After the match, Jesse “The Leak”, shellshocked and sunburned by the constant flashing of the red light at his end of the rink, was booked into the team’s Mental & Physical Rehab facility in Paduka, Arkansas, home to the world’s largest dildo collection. It is hoped that the rehab stint will return the bedraggled puck stopper to his erstwhile magnificence and help him quit sucking his thumbs as well.
As noted earlier, there was a fan at the game, even though Fan Appreciation Night is still a couple of months off. The fan was, of course, none other was Mrs. Bonehead Butcher Brophey who had come looking for the husband. Apparently the Butcher had forgotten to lift the toilet seat at home at about 7pm, leaving on the seat a small liquid reminder of his recent bathroom usage. The Mrs. did not cotton to this vile act of unhygienic discourtesy and screamed over to the rink in her refurbished Lada DuctTape Edition to find and excoriate the perpetrator. At the end of the game, The Butcher was seen and heard being yanked out the arena by his ear to face some unpleasant music at home. The Strawbs’ prayers of intercession must have been heard by the gods of hockey because 20 minutes later the Butcher pair showed up all lovey-dovey at the Terminal Tavren and ordered colour matching Shirley Temples.

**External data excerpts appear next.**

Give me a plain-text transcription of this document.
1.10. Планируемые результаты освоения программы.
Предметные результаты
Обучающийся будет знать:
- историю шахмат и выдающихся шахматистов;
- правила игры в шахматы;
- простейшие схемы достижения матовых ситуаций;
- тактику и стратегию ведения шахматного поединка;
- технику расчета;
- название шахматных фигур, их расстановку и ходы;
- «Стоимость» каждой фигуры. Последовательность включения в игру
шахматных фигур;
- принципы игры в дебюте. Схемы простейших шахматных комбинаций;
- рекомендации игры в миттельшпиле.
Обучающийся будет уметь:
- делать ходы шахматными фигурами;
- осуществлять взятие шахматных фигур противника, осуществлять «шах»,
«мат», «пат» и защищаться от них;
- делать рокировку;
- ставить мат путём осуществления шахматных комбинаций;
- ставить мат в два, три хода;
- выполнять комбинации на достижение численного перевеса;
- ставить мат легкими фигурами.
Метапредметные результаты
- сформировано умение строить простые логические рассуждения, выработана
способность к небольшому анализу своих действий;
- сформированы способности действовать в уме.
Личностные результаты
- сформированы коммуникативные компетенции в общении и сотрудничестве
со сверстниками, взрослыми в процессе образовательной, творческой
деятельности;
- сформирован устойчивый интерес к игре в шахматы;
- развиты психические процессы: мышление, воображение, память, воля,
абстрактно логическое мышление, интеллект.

We can only speculate on the reasons why things turned as they did but certain theories put forward (out of the Mrs.’ earshot) are very likely to be true. The Butcher himself would not comment other than mumble something incomprehensible about the small size of a Lada’s back seat.
Next game is this Thursday at 9:45. Maybe this time, Pyjama Man can haul his sorry ass off the couch and make a contribution.
4 jugs, 1.5 Kilkennies, 2 Shirley Temples and 12 chicken wings (seasoned) were consumed.